The study also suggests that there is no direct connection between the
implementation date of a given JavaScript API in the browser (or by its
specification date by some of the specifications vendors) and its
popularity in using by websites. Concretely, there are some old
JavaScript APIs, such as XMLHttpRequest
that are still very popular.
However, there are also quite new
JavaScript APIs, that are used very frequently (i.e., Selectors API
Level 1
).
The conducted study also measured the pages in two ways - with the ad blocker and without any ad blocking extension. Results of measurements showed that the blocking of different JavaScript APIs is not uniform and some APIs are blocked more often than others. Specifically, 10% of JavaScript APIs were blocked in 90% of cases resulting in a fact that 83% of APIs were used on less than 1% of websites when the page was visited with active blocking extension.
Web API Manager
Web API Manager is a browser extension, that aims to block explicitly defined JavaScript APIs. It has been developed by Snyders in 2016 and used in several studies conducted by Snyders et al..
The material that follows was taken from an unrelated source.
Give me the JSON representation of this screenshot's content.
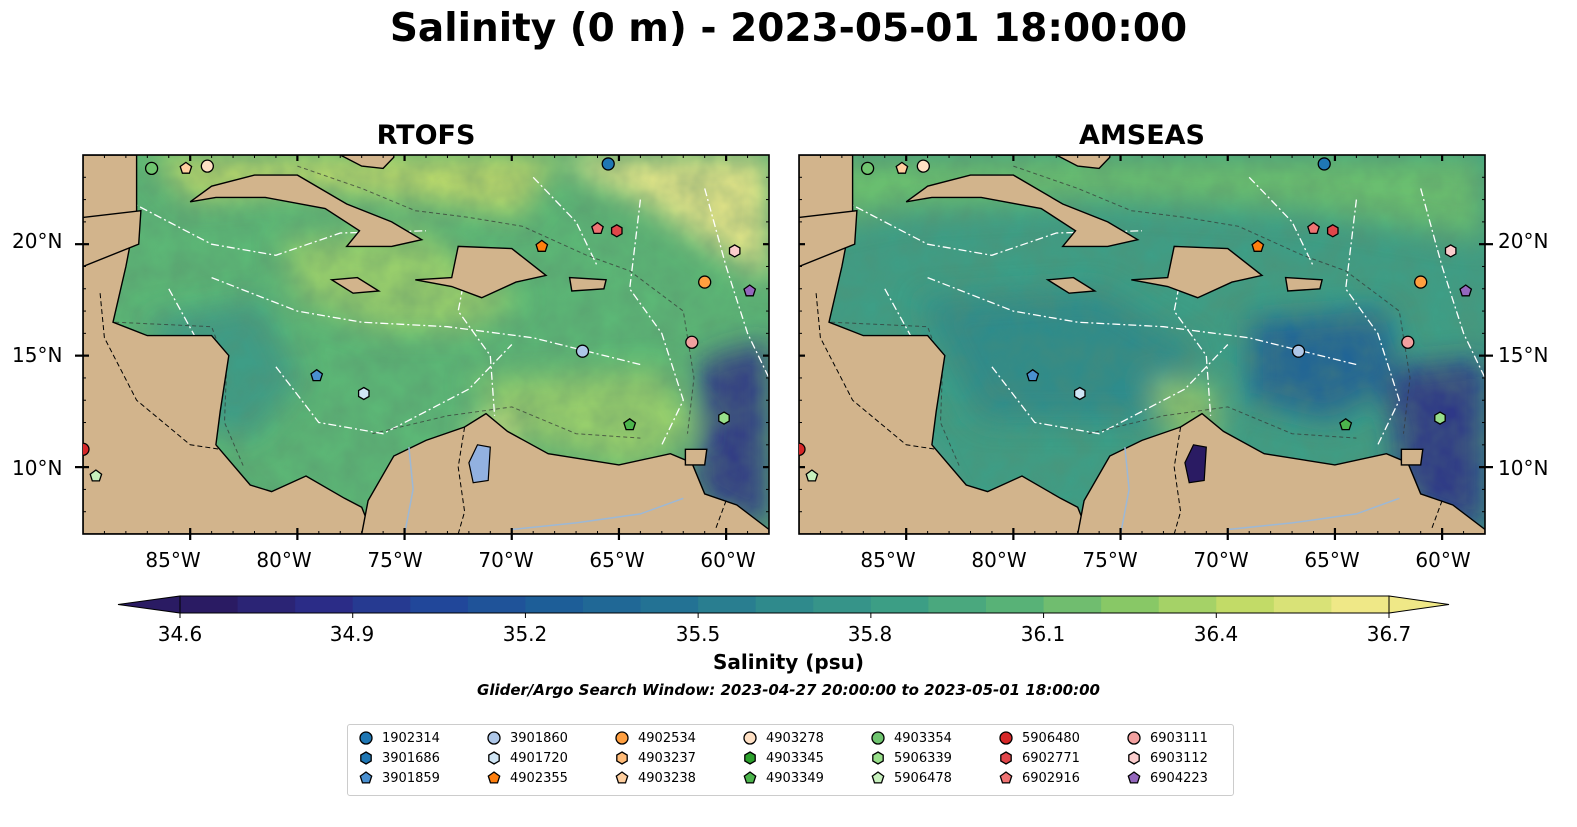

The original purpose of the Web API Manager is to block explicitly defined JavaScript APIs. However, in our measurements, we just need to intercept the API calls, log these calls and delegate the calls to original receivers.
The main principle of Web API Manager is based on Proxy objects. This metaprogramming technique allows intercepting calls performed on objects. While the main goal of the Web API Manager extension is to block the calls performed on objects that belong to particular JavaScript APIs, our goal is only to intercept these operations and delegate them to their original receivers. We will use the Log Aggregator interface to log the API calls.
To provide a Web API Manager the list of JavaScript APIs members we need a list of supported APIs. The APIs implemented in Mozilla Firefox are available as IDL files.
Measurement tools
The figure below shows a simplified illustration of the measurement platform. There is OpenWPM in the middle of the architecture. OpenWPM orchestrates Selenium and Mozilla Firefox with the proxy-based intercepting Web API Manager.
The impact on JShelter
Once we have data from our crawling study, we will compare the data with another recent study. As already mentioned, we want to develop a fingerprinting detection based on counting the number of different APIs employed by a page, especially APIs that are not frequently used for benign purposes. When a fingerprinting attempt is identified, we want to (1) inform the user, (2) prevent uploading of the fingerprint to the server, (3) prevent storing the fingerprint for later usage.